Jakarta-Bertempat di Aula Millennium Hotel Sirih Jakarta, empat karya budaya dari Provinsi Aceh dan satu karya budaya dari Provinsi Sumatera Utara (Sumut) akhirnya ditetapkan sebagai Warisan Budaya Takbenda Indonesia (WBTB Indonesia), melalui Sidang Penetapan Warisan Budaya Takbenda Indonesia tahun 2019 yang digelar oleh Direktorat Warisan dan Diplomasi Budaya (Direktorat WDB), Direktorat Jenderal Kebudayaan, Kementerian Pendidikan dan Kebudayaan RI sejak hari Selasa (13/8) sampai dengan Jumat (16/8).
Adapun empat karya budaya dari Aceh yang telah ditetapkan sebagai WBTB Indonesia, yakni: Memek (kuliner khas dari Pulau Simeulue); Gutel (kuliner khas dari etnis Gayo di Kabupaten Aceh Tengah); Tari Sining (etnis Gayo di Kabupaten Aceh Tengah); dan Silat Pelintau (Aceh Tamiang). Sedangkan satu karya budaya dari Sumut yang ditetapkan sebagai WBTB Indonesia adalah Tortor Sombah (Simalungun).
Dari 11 karya budaya yang diajukan dari Aceh dan 8 karya budaya dari Sumut pada bulan Februari 2019 yang lalu, hanya menyisakan empat karya budaya dari Aceh dan satu karya budaya dari Sumut untuk disidang sebagai akhir dari proses penetapan WBTB Indonesia. Sebagaimana laporan yang disampaikan oleh Binsar Simanullang, Kasubdit. Warisan Budaya Takbenda, Direktorat WDB, pada saat pembukaan sidang, beliau menyampaikan dari 698 usulan yang masuk ke meja panitia penetapan, yang lolos untuk mengikuti tahapan seleksi berikutnya hanya 399 karya budaya saja, dan dari karya budaya yang lolos tersebut pada akhirnya hanya menyisakan 272 karya budaya yang layak untuk mengikuti sidang penetapan.
Ada beberapa faktor penyebab ketidaklolosan ratusan karya budaya tersebut, pertama adalah faktor data pendukung yang dianggap belum lengkap dan belum memenuhi standar kwalitas yang telah ditetapkan oleh panitia, seperti belum terlampirnya video maupun foto dari karya budaya yang diajukan, ataupun kwalitas/resolusi dari video dan foto yang masih minim.
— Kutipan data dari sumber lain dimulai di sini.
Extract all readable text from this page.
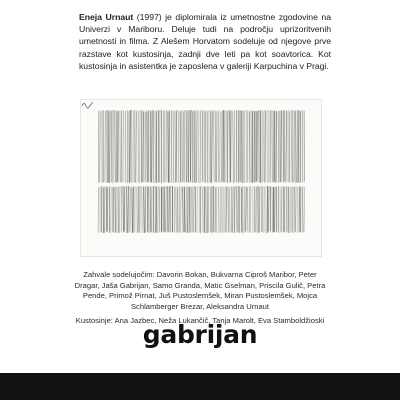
Eneja Urnaut (1997) je diplomirala iz umetnostne zgodovine na Univerzi v Mariboru. Deluje tudi na področju uprizoritvenih umetnosti in filma. Z Alešem Horvatom sodeluje od njegove prve razstave kot kustosinja, zadnji dve leti pa kot soavtorica. Kot kustosinja in asistentka je zaposlena v galeriji Karpuchina v Pragi.

Zahvale sodelujočim: Davorin Bokan, Bukvarna Ciproš Maribor, Peter Dragar, Jaša Gabrijan, Samo Granda, Matic Gselman, Priscila Gulič, Petra Pende, Primož Pirnat, Juš Pustoslemšek, Miran Pustoslemšek, Mojca Schlamberger Brezar, Aleksandra Urnaut

Kustosinje: Ana Jazbec, Neža Lukančič, Tanja Marolt, Eva Stamboldžioski

gabrijan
Kedua, nilai ataupun filosofi dari karya budaya yang diajukan belum terpapar jelas pada formulir pencatatan dan pengajuan, padahal kedua hal ini merupakan inti ataupun hal terpenting dari karya budaya yang diajukan untuk dapat ditetapkan sebagai WBTB Indonesia.
Ketiga, belum adanya kepedulian dari pihak dinas di provinsi yang mengampu bidang kebudayaan, sebagaimana yang terjadi pada Aceh dan Sumut. Sejak tahun 2016, seluruh proses pengajuan WBTB Indonesia ini merupakan tanggung jawab penuh dari dinas di provinsi, akan tetapi untuk Aceh dan Sumut, 100% masih dikerjakan oleh Balai Pelestarian Nilai Budaya Aceh (BPNB Aceh). Sejak proses pengusulan karya budaya, pengisian formulir pengajuan, mempersiapkan data-data pendukung, hingga mengirimkan ke Direktorat WDB, masih dikerjakan oleh BPNB Aceh. Mulai tahun 2019 ini ternyata pihak panitia dari Direktorat WDB lebih ketat dengan hal ini, dan untuk tahun 2020 tidak akan ada lagi kelonggaran terkait hal ini.
Dinas Kebudayaan dan Pariwisata Provinsi Aceh telah menyatakan sikap dan siap untuk mengerjakan seluruh proses pengajuan tersebut pada tahun 2020 nanti, dengan terus berkoordinasi dengan pihak BPNB Aceh. BPNB Aceh pun menyampaikan dorongan kepada Dinas Kebudayaan dan Pariwisata Provinsi Sumatera Utara agar dapat berperan lebih aktif karena ribuan karya budaya dari Sumut menunggu untuk ditetapkan sebagai WBTB Indonesia.
Kita tunggu dan lihat aksi kedua provinsi ini pada tahun 2020 nanti, apakah bisa mengejar ketertinggalan dari provinsi lainnya yang telah dapat menetapkan puluhan karya budayanya menjadi WBTB Indonesia?